Evening Standard: Pension funds call for tougher curbs on mega pay deals for FTSE executives

17 February 2017

Britain's biggest pension funds are demanding “super-majority” votes on executive pay to stop companies shrugging off shareholder rebellions.

The UK’s influential Pension and Lifetime Savings Association (PLSA), which speaks for 20 million pensioners and £1 trillion of assets, has called on the Government to raise pay-vote thresholds so boards face tougher consequences from investor insurrections.

The PLSA hopes the move will stop boards claiming “victory” if the vote passes with a slim majority and give active shareholders more clout in shaking up eye-watering pay packets.

“Losing the pay award vote is quite rare, but significant levels of dissent are more common,” said PLSA policy chief Luke Hildyard said.

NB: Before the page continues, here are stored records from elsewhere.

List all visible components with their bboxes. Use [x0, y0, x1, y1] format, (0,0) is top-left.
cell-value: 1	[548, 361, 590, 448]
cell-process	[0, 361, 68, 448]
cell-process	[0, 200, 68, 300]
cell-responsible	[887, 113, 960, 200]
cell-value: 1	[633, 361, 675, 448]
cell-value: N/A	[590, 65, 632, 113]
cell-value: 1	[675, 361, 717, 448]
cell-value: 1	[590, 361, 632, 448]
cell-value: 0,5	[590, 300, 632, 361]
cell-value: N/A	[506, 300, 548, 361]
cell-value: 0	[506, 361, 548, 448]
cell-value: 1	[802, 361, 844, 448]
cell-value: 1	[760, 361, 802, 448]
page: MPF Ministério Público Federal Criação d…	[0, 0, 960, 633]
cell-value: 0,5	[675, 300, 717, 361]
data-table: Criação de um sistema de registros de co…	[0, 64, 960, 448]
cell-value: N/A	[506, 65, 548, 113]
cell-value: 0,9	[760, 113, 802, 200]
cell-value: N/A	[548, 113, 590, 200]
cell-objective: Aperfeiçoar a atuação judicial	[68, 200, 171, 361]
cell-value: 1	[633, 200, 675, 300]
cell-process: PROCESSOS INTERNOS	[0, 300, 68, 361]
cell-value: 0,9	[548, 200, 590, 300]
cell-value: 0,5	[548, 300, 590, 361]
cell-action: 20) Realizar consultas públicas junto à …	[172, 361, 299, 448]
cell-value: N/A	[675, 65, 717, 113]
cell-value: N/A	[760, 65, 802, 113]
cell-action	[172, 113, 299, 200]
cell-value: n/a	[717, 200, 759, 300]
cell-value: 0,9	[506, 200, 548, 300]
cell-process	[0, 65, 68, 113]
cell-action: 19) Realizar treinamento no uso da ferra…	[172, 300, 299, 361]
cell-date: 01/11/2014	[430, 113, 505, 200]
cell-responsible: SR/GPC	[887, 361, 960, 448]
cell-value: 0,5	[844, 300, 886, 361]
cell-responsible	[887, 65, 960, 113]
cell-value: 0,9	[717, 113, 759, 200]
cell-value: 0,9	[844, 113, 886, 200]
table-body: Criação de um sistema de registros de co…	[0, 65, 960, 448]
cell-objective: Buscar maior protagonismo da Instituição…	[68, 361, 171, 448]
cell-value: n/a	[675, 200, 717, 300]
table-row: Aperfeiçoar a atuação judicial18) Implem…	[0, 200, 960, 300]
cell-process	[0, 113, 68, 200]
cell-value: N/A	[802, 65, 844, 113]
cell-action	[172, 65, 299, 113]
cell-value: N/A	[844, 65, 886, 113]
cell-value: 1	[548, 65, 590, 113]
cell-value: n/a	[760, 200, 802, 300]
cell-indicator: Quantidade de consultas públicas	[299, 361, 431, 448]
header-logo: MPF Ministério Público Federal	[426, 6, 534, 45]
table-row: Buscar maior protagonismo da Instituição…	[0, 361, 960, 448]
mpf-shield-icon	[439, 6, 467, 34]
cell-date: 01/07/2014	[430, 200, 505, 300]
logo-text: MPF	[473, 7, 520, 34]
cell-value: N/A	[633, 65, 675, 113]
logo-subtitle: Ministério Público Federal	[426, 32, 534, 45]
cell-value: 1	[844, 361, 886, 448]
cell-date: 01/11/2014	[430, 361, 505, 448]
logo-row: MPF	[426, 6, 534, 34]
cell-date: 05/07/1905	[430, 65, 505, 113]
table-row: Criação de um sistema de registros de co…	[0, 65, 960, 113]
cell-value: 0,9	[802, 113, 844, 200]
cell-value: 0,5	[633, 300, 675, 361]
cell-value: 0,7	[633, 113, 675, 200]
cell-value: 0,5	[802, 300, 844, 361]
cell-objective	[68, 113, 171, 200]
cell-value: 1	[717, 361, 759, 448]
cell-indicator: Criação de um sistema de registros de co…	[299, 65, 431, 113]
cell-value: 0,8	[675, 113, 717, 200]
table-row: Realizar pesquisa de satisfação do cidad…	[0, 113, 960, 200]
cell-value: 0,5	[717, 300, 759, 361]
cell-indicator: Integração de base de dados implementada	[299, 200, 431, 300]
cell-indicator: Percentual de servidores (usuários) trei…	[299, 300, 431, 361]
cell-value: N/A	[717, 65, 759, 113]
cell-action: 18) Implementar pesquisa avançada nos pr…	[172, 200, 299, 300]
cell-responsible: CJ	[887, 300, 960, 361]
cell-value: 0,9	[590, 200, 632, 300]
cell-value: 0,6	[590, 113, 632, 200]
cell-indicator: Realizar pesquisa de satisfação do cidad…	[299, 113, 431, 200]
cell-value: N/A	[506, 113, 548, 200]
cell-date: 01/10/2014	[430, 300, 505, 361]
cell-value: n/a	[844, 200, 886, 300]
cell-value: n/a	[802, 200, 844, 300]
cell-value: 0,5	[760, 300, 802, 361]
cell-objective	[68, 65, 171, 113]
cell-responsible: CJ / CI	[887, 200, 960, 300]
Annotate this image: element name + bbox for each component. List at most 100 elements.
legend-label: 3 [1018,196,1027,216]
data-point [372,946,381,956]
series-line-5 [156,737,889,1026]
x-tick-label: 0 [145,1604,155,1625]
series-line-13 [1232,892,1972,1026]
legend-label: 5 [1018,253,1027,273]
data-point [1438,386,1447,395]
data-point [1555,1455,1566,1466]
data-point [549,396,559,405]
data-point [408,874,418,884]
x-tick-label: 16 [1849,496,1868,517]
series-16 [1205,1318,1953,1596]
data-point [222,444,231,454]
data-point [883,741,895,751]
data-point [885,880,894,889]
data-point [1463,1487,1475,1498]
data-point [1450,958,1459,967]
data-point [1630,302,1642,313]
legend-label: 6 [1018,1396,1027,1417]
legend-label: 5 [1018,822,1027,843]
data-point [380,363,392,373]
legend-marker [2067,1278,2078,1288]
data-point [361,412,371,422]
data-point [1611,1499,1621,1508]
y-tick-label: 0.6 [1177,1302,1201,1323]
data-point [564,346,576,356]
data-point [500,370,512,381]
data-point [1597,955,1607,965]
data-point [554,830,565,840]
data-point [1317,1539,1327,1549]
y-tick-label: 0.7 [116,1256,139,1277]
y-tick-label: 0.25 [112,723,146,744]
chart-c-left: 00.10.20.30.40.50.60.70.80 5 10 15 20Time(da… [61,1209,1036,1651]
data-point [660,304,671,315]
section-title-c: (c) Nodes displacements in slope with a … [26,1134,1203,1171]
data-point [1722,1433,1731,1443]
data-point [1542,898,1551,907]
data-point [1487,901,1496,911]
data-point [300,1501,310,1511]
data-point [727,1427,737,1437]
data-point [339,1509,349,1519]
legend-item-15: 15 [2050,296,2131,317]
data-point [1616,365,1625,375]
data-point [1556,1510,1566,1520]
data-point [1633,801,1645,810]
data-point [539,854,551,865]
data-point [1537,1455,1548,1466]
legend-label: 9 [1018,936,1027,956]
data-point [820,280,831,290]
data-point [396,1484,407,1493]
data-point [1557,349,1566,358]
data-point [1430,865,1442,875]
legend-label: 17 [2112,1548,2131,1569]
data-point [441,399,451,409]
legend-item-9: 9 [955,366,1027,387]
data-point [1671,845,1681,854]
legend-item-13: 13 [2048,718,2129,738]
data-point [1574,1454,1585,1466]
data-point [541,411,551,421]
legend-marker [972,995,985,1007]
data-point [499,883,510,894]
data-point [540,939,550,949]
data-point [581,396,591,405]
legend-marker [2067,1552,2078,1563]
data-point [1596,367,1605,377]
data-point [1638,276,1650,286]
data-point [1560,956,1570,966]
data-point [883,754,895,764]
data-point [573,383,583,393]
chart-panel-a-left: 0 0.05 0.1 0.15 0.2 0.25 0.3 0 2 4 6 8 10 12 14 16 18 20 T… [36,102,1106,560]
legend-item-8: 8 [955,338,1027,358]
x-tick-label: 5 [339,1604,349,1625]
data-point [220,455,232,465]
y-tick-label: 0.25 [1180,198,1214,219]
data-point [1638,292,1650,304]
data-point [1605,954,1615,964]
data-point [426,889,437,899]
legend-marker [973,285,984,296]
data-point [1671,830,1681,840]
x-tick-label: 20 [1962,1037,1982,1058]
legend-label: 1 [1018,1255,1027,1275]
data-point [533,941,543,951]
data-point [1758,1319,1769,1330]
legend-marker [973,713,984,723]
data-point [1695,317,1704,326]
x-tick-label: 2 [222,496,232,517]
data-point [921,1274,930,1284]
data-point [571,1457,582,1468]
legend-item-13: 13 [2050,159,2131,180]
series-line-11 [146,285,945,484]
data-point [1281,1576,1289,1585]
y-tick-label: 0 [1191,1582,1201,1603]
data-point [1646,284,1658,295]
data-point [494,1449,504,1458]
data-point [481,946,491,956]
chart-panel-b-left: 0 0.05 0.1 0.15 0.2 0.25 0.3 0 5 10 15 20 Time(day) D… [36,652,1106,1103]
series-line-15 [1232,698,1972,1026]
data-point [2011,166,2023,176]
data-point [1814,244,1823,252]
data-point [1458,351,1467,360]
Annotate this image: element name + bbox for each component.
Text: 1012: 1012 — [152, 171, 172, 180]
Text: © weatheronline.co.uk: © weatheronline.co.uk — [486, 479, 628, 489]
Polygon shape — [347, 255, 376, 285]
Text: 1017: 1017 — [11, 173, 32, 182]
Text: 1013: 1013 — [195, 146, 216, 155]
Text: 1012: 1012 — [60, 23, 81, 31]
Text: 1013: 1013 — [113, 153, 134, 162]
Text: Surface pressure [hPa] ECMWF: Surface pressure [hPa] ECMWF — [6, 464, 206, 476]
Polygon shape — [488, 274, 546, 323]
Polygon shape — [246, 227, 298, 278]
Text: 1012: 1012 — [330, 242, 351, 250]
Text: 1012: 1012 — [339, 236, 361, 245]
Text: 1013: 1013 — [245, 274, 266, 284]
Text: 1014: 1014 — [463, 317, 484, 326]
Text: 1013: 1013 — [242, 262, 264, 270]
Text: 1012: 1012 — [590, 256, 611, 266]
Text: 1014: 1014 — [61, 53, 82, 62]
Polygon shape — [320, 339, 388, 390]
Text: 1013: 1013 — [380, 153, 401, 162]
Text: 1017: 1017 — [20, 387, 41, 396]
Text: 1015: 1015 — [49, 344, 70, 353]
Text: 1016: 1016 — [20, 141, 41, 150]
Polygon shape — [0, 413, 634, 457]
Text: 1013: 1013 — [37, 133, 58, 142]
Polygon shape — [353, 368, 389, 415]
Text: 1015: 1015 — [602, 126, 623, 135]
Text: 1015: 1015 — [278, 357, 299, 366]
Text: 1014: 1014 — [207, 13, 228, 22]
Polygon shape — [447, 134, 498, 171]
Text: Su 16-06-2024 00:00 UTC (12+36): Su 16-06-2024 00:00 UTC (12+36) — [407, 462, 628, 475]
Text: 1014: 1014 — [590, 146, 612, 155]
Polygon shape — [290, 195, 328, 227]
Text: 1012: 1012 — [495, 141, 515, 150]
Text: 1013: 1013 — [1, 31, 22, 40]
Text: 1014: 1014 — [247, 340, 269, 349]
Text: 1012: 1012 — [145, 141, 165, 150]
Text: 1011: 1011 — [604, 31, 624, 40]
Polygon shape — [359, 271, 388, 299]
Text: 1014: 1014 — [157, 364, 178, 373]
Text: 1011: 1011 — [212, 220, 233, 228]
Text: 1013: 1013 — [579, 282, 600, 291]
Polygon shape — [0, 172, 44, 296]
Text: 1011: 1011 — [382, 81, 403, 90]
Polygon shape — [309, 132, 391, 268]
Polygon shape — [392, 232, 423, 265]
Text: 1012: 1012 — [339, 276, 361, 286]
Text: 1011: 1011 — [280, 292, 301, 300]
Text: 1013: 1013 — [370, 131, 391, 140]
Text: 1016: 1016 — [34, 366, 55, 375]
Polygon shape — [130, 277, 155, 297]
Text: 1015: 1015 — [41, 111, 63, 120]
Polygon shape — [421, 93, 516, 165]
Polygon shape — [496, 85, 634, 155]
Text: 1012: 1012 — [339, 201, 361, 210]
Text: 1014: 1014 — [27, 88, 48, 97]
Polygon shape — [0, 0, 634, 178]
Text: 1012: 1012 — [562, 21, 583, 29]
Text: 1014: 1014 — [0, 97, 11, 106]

“Companies don’t really take the votes against pay awards that seriously, they’re happy as long as they get through so they just put out dismissive boiler-plate statements noting the dissent.”

Under the proposed rules, companies would need to get a super-majority of more than 75% approving chief executive pay awards or face a second irreversible vote on the overall pay policy.

If they lose that vote, held within 90 days of the first, boards could be forced to go back to the drawing board and restructure bonus and share award schemes.

The super-majority proposals form part of a consultation by Prime Minister Theresa May on corporate governance reforms.

It has proposed stronger consequences for firms losing shareholders votes.

The International Corporate Governance Network — which represents investors such as Aberdeen Asset Management, Schroders, BlackRock and big Canadian pension funds — has also backed the plan although stopped short of calling for a super-majority.